Windenergie ist die indirekte Form von Sonnenenergie. Sie ist eine kinetische Energie und bezieht ihre Kraft aus den bewegten Luftmassen der Erdatmosphäre. Schon im Altertum war ihre Nutzung eine bekannte Möglichkeit aus der Umwelt Energie zu schöpfen. Weil die Sonne ungleichmäßig auf die Erdoberfläche strahlt, werden die Atmosphäre und die Land- und Wassermassen unterschiedlich erwärmt und es entstehen Druck- und Temperaturunterschiede. Dadurch geraden die Luftmassen an den Polen und um den Äquator in Bewegung. Zu einer Verwirbelung der Luftmassen trägt auch die schiefe Stellung der Rotationsachse der Erde bei, die für die Luftströmungen zu den verschiedenen Jahreszeiten sorgt. Weil die Erde sich dreht, sind die Luftmassen durch die Corioliskraft beeinflusst und können dadurch nicht geradlinig zum Ziel strömen.

Solarenergie

Durch Kernfusion wird diese Energie von der Sonne erzeugt und kommt als elektromagnetische Strahlung zur Erde. Die Sonnenergie ist schon über viele Jahrhunderte konstant und wird teilweise von der Erdatmosphäre aufgenommen und in Wärme umgewandelt. Ihre Intensität hängt von der Beschaffung der Atmosphäre ab. Die Bewölkung, die Feuchtigkeit der Luft und die Distanz, welche die Strahlen durch die Lufthülle nehmen müssen, spielen dabei die großen Rollen.

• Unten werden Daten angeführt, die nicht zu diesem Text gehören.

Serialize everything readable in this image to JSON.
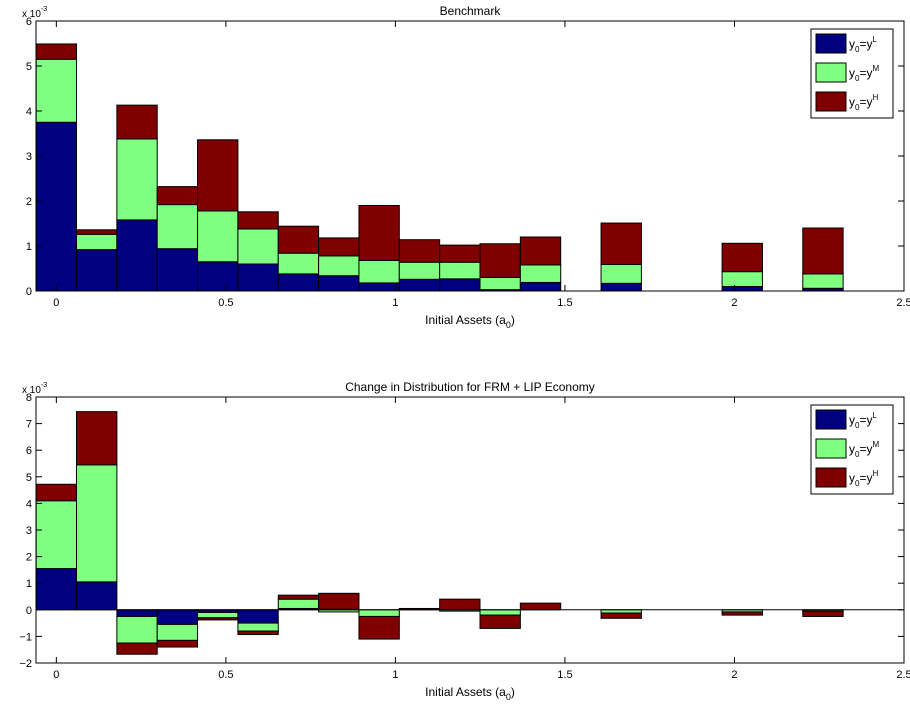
{
  "colors": {
    "low": "#000080",
    "mid": "#80ff80",
    "high": "#800000",
    "axis": "#000000",
    "background": "#ffffff"
  },
  "chart_data": [
    {
      "type": "bar",
      "stacked": true,
      "title": "Benchmark",
      "xlabel_main": "Initial Assets (a",
      "xlabel_sub": "0",
      "xlabel_end": ")",
      "scale_label": "x 10",
      "scale_exp": "-3",
      "xlim": [
        -0.06,
        2.5
      ],
      "ylim": [
        0,
        6
      ],
      "xticks": [
        0,
        0.5,
        1,
        1.5,
        2,
        2.5
      ],
      "xtick_labels": [
        "0",
        "0.5",
        "1",
        "1.5",
        "2",
        "2.5"
      ],
      "yticks": [
        0,
        1,
        2,
        3,
        4,
        5,
        6
      ],
      "ytick_labels": [
        "0",
        "1",
        "2",
        "3",
        "4",
        "5",
        "6"
      ],
      "bar_width": 0.119,
      "x": [
        0,
        0.119,
        0.238,
        0.357,
        0.476,
        0.595,
        0.714,
        0.833,
        0.952,
        1.071,
        1.19,
        1.309,
        1.428,
        1.666,
        2.023,
        2.261
      ],
      "legend_position": "top-right",
      "legend": [
        {
          "main": "y",
          "sub": "0",
          "mid": "=y",
          "sup": "L",
          "color_key": "low"
        },
        {
          "main": "y",
          "sub": "0",
          "mid": "=y",
          "sup": "M",
          "color_key": "mid"
        },
        {
          "main": "y",
          "sub": "0",
          "mid": "=y",
          "sup": "H",
          "color_key": "high"
        }
      ],
      "series": [
        {
          "color_key": "low",
          "values": [
            3.75,
            0.92,
            1.58,
            0.94,
            0.65,
            0.6,
            0.38,
            0.34,
            0.18,
            0.26,
            0.27,
            0.03,
            0.19,
            0.17,
            0.1,
            0.06
          ]
        },
        {
          "color_key": "mid",
          "values": [
            1.4,
            0.34,
            1.8,
            0.98,
            1.13,
            0.78,
            0.46,
            0.44,
            0.5,
            0.38,
            0.37,
            0.27,
            0.39,
            0.42,
            0.33,
            0.32
          ]
        },
        {
          "color_key": "high",
          "values": [
            0.34,
            0.1,
            0.75,
            0.4,
            1.58,
            0.38,
            0.6,
            0.4,
            1.22,
            0.5,
            0.38,
            0.75,
            0.62,
            0.92,
            0.63,
            1.02
          ]
        }
      ]
    },
    {
      "type": "bar",
      "stacked": true,
      "title": "Change in Distribution for FRM + LIP Economy",
      "xlabel_main": "Initial Assets (a",
      "xlabel_sub": "0",
      "xlabel_end": ")",
      "scale_label": "x 10",
      "scale_exp": "-3",
      "xlim": [
        -0.06,
        2.5
      ],
      "ylim": [
        -2,
        8
      ],
      "xticks": [
        0,
        0.5,
        1,
        1.5,
        2,
        2.5
      ],
      "xtick_labels": [
        "0",
        "0.5",
        "1",
        "1.5",
        "2",
        "2.5"
      ],
      "yticks": [
        -2,
        -1,
        0,
        1,
        2,
        3,
        4,
        5,
        6,
        7,
        8
      ],
      "ytick_labels": [
        "−2",
        "−1",
        "0",
        "1",
        "2",
        "3",
        "4",
        "5",
        "6",
        "7",
        "8"
      ],
      "bar_width": 0.119,
      "x": [
        0,
        0.119,
        0.238,
        0.357,
        0.476,
        0.595,
        0.714,
        0.833,
        0.952,
        1.071,
        1.19,
        1.309,
        1.428,
        1.666,
        2.023,
        2.261
      ],
      "legend_position": "top-right",
      "legend": [
        {
          "main": "y",
          "sub": "0",
          "mid": "=y",
          "sup": "L",
          "color_key": "low"
        },
        {
          "main": "y",
          "sub": "0",
          "mid": "=y",
          "sup": "M",
          "color_key": "mid"
        },
        {
          "main": "y",
          "sub": "0",
          "mid": "=y",
          "sup": "H",
          "color_key": "high"
        }
      ],
      "series": [
        {
          "color_key": "low",
          "values": [
            1.55,
            1.05,
            -0.25,
            -0.55,
            -0.1,
            -0.5,
            0.05,
            0.02,
            0.0,
            0.0,
            0.0,
            0.0,
            0.0,
            0.0,
            0.0,
            0.0
          ]
        },
        {
          "color_key": "mid",
          "values": [
            2.55,
            4.4,
            -1.0,
            -0.6,
            -0.2,
            -0.3,
            0.35,
            -0.08,
            -0.25,
            0.0,
            -0.05,
            -0.2,
            0.0,
            -0.12,
            -0.08,
            -0.05
          ]
        },
        {
          "color_key": "high",
          "values": [
            0.62,
            2.0,
            -0.42,
            -0.25,
            -0.08,
            -0.13,
            0.15,
            0.6,
            -0.85,
            0.05,
            0.4,
            -0.5,
            0.25,
            -0.2,
            -0.12,
            -0.2
          ]
        }
      ]
    }
  ]
}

Biomasse als Quelle von Ökostrom

Die Biomasse ist die gesamte Menge an organischem Material von einem Ökosystem, welches durch Biochemie synthetisiert wurde. Sie enthält alle abgestorbenen Organismen, alle Lebewesen und organische Stoffwechselprodukte. Die Mikroorganismen stellen etwa 60 % der Biomasse auf der Erde dar. Biomasse wird von Pflanzen aufgebaut, die durch die Photosynthese in der Lage sind. Mineralstoffe, Wasser und Kohlendioxid zu erzeugen. In der Biomasse ist Sonnenenergie chemisch gespeichert und kann als Energieträger, der nachwächst, zur Gewinnung von Kraftstoff, elektrischer Energie oder Wasserstoff genutzt werden. Wird Biomasse zur Erzeugung von elektrischer Energie, Ethanol-Kraftstoff oder Cellulose-Ethanol verwendet, ist eine ausgeglichene CO2-Bilanz möglich, da nur die Menge Kohlendioxid ausgestoßen werden kann, die vorher gebunden wurde.